Nach ca. 7h15min komme ich dort an und höre im Lautsprecher, dass der Sieger soeben die Ziellinie überquert hat „Wahnsinn“, denke ich mir. Von 750m Seehöhe jetzt noch einmal rauf auf knapp 2500m, 25km, 9x Hadersfeld, kein Problem... Zuerst geht es ewig lang mäßig steil gerade aus, nach 500 HM beginnen die Kehren. „Ausgeträumt?“ steht auf einem Transparent, „Sicher nicht!“ denke ich mir. Mein Tritt ist noch rund, und bis zur Labestelle bei Schönau auf 1750m Seehöhe kann ich wieder einige Fahrer vor mir überholen. Kurz noch gestärkt, und dann geht es in den final climb. Wind und Regen kommen auf, ich schaue immer nur bis zur nächsten Kehre, und der Tunnel vor dem Gipfel kommt immer näher. Dort angekommen genieße ich kurz das trockene Wetter im Tunnel und weiß, dass es nun nur noch 100 nicht mehr ganz so steile Höhenmeter bis zum Gipfel sind. Wir Fahrer klatschen untereinander ab und gratulieren uns, leider sind auf Grund der Witterung keine Zuseher mehr vor Ort. Ich ziehe meine Jacke an und begebe mich in die Abfahrt.
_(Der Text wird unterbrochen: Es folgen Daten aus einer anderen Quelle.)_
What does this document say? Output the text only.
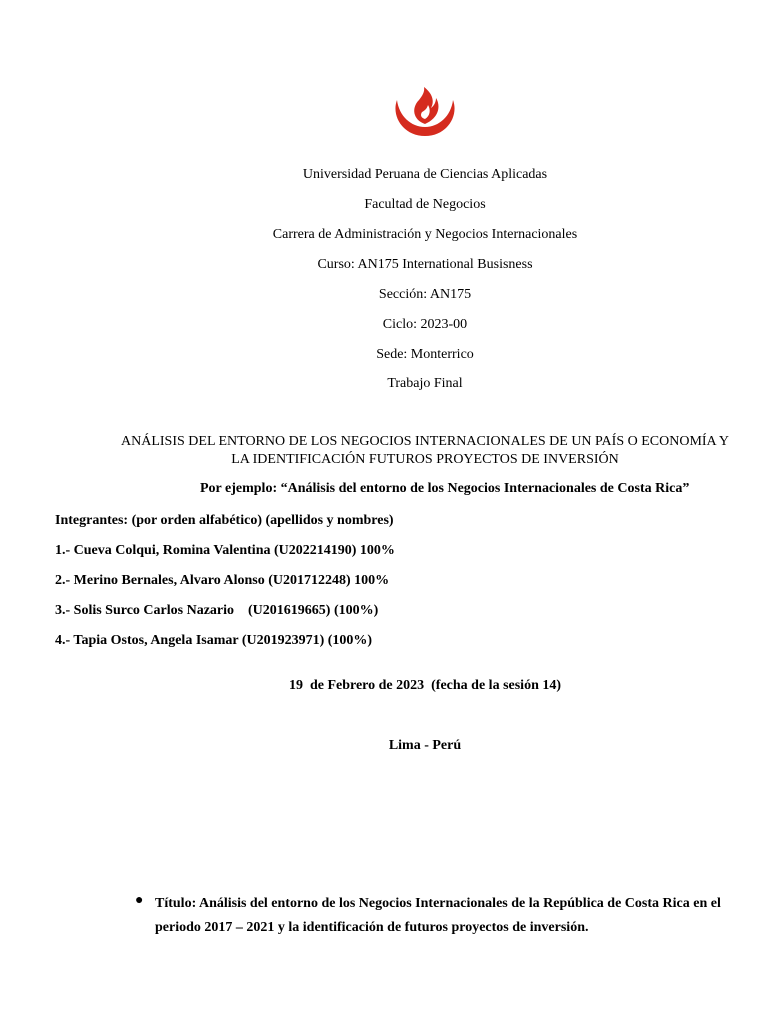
Universidad Peruana de Ciencias Aplicadas
Facultad de Negocios
Carrera de Administración y Negocios Internacionales
Curso: AN175 International Busisness
Sección: AN175
Ciclo: 2023-00
Sede: Monterrico
Trabajo Final
ANÁLISIS DEL ENTORNO DE LOS NEGOCIOS INTERNACIONALES DE UN PAÍS O ECONOMÍA Y
LA IDENTIFICACIÓN FUTUROS PROYECTOS DE INVERSIÓN
Por ejemplo: “Análisis del entorno de los Negocios Internacionales de Costa Rica”
Integrantes: (por orden alfabético) (apellidos y nombres)
1.- Cueva Colqui, Romina Valentina (U202214190) 100%
2.- Merino Bernales, Alvaro Alonso (U201712248) 100%
3.- Solis Surco Carlos Nazario    (U201619665) (100%)
4.- Tapia Ostos, Angela Isamar (U201923971) (100%)
19  de Febrero de 2023  (fecha de la sesión 14)
Lima - Perú
● Título: Análisis del entorno de los Negocios Internacionales de la República de Costa Rica en el periodo 2017 – 2021 y la identificación de futuros proyectos de inversión.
Danach folgt noch ein kurzer Anstieg mit 150 HM nach Hochgurgl, aber dieser stellt kein Problem mehr dar. Die finale Abfahrt nach Sölden ist ein einziger Genuss, ich muss nur noch darauf achten auf der regennassen Fahrbahn nicht zu stürzen. Vor der Ortstafel in Sölden bleibe ich noch einmal stehen, ziehe meine Jacke aus und genieße den Moment. Die Zieleinfahrt ist ein einziger Genuss, Silvia wartet auf mich, ich muss die eine oder andere Träne verdrücken. Ich hatte einen Traum – I am an Ötzi!